It is hard to believe that in 2015, the Law which decides whether persons injured on a public roadway or footpath are entitled to compensation is still governed by an English decision of the year 1788!  However, that fact was again reinforced in a recent decision of the High Court (McCabe v South Dublin County Council) where a High Court Judge, dismissing an appeal by an injured person whose claim had already been dismissed in the Circuit Court, held that the old rule, dating back to the 18th century, was still, in effect, the Law in Ireland.

The case related to injuries suffered by a lady in Tallaght who tripped and fell when her foot became caught in an opening in the surface of a footpath.  The opening in question was missing a stopcock cover and it was clear from her engineer’s photographs that it presented a danger to the public at the time of the accident.  Prior to her injury the Council had received a complaint that the particular stopcock cover was missing.  The Council claimed that it had repaired the cover some months before the accident.  Why, therefore, was the cover missing on the night of the accident?  The Judge held that there were two possibilities:-

(a) Either the opening had not actually been repaired by the Council at all, or; –

(b) That it had been repaired but tampered with later by parties unknown (there was known to be anti-social behaviour in the area).

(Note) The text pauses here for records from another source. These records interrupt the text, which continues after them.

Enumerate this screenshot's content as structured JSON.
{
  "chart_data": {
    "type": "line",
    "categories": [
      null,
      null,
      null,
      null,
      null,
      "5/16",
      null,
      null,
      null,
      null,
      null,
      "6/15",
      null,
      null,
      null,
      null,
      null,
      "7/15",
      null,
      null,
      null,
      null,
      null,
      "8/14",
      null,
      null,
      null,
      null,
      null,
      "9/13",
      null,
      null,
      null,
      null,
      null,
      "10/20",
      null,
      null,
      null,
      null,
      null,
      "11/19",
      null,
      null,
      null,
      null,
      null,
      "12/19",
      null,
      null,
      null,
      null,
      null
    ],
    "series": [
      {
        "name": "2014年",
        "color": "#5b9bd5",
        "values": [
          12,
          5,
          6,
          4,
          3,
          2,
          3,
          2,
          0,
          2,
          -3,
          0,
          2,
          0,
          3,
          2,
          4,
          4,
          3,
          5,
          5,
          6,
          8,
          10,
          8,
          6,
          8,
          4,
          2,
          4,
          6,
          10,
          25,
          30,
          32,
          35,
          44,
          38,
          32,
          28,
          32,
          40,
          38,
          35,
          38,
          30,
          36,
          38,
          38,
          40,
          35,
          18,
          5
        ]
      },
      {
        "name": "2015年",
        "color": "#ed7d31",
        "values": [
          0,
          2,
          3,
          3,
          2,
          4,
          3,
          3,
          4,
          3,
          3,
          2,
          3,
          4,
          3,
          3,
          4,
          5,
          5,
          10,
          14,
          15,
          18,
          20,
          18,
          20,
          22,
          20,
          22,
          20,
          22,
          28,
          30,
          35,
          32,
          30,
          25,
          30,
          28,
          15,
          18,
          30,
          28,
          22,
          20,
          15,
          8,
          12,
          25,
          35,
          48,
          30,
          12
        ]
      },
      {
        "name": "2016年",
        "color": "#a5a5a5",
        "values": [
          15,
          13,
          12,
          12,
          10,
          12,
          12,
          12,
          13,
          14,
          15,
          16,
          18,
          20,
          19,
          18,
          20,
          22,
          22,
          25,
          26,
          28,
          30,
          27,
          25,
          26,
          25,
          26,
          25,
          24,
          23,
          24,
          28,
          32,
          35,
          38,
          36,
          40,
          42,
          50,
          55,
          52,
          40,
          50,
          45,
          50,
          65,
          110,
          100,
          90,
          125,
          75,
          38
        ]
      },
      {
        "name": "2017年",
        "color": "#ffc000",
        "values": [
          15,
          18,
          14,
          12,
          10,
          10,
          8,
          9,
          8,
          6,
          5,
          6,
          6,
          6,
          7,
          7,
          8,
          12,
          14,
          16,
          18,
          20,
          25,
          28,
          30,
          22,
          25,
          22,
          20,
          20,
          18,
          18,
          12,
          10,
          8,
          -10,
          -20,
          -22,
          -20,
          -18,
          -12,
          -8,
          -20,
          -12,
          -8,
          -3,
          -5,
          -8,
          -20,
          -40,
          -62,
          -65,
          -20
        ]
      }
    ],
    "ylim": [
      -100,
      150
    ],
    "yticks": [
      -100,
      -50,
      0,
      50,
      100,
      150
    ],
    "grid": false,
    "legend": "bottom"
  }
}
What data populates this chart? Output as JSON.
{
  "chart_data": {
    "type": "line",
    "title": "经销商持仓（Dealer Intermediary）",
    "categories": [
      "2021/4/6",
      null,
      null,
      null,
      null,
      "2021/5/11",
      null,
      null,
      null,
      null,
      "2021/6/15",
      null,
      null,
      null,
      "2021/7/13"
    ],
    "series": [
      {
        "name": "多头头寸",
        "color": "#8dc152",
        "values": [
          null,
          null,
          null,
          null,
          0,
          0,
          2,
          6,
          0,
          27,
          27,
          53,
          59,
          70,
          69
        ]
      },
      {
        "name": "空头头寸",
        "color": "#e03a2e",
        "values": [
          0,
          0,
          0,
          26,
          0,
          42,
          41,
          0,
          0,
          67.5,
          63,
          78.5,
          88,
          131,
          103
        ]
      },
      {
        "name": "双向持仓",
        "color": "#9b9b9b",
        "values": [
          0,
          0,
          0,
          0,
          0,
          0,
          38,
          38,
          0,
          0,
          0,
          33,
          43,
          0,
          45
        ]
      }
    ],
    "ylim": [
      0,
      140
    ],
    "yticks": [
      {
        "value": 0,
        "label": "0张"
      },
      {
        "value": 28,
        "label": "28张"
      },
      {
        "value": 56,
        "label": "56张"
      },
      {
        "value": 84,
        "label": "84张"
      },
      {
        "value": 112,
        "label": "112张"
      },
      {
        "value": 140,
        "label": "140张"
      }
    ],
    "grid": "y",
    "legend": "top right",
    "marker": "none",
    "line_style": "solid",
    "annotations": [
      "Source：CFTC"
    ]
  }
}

The claimant’s engineer found no evidence of tampering with the area around the stopcock.

The Judge held that it was immaterial in any event whether it had not been repaired by the Council at all or whether the repair was subsequently interfered with because the Law is that a Local Authority is liable in damages for injuries suffered by a road or path user only if the Council has been negligent in doing repairs or in interfering with the roadway.  It is not liable for injuries caused by a want of repair or failure to repair.  This is the distinction the Common Law draws between “nonfeasance”– a failure by the Council to act to maintain roads and footpaths and “misfeasance” – the negligent repair of a road or footpath.  The Council is liable in damages for injuries caused by misfeasance but not for nonfeasance.

In this case either the Council did not repair the opening at all or the repair was interfered with by some third party.  Either way the Council was held to be not liable by reason of the operation of the “nonfeasance” rule.  The Council could have been held liable if it had been found on the facts that it had negligently repaired the opening in question but, as there was no such evidence, the Judge felt obliged to dismiss the appeal.

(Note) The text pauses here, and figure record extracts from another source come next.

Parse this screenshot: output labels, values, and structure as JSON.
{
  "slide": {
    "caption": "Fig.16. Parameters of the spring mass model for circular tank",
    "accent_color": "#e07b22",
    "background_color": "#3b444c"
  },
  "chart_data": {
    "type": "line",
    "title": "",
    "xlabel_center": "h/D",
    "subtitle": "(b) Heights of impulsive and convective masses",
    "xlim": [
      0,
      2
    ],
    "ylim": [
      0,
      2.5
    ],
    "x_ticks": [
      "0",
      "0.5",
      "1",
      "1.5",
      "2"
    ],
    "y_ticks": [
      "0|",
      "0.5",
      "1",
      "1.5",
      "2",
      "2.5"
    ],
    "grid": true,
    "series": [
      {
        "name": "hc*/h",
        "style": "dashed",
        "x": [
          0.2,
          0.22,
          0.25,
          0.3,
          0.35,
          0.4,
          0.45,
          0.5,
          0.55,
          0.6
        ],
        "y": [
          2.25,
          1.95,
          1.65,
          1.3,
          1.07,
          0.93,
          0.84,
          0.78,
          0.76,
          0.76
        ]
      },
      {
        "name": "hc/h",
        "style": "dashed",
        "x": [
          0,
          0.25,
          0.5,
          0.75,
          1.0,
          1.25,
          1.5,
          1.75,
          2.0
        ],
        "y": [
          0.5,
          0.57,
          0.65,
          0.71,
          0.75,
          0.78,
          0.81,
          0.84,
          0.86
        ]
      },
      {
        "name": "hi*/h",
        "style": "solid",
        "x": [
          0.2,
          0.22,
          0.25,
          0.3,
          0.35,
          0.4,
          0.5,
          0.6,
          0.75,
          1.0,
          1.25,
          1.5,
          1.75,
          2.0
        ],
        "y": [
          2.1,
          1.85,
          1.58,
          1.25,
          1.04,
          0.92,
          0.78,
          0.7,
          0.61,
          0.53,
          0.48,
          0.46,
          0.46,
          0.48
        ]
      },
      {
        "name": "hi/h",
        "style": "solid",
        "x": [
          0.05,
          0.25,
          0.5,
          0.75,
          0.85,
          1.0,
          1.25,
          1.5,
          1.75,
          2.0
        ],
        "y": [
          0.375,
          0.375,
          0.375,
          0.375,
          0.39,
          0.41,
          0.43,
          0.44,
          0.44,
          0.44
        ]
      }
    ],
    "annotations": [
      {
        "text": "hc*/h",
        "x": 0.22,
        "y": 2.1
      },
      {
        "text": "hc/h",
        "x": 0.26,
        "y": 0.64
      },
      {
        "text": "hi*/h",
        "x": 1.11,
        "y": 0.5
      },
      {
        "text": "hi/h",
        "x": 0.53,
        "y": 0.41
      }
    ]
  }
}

It is shocking to realise that, as long ago as 1961, in the Civil Liability Act (Section 60 (1)) it was proposed to abolish this distinction between “nonfeasance” and “misfeasance” but that particular subsection has never been brought into force – after 54 years!  In 1987 the Government was challenged to bring the Section into force but the Supreme Court held that it was not legally obliged to do so.

Claims of this kind are complicated and must be handled with care and legal advice is essential.

In the meantime, until the Government brings this Section into force, some injured persons will go without compensation because of this antiquated Law.  There is an election coming – get after your electoral representatives to drag the Law into the 21st Century!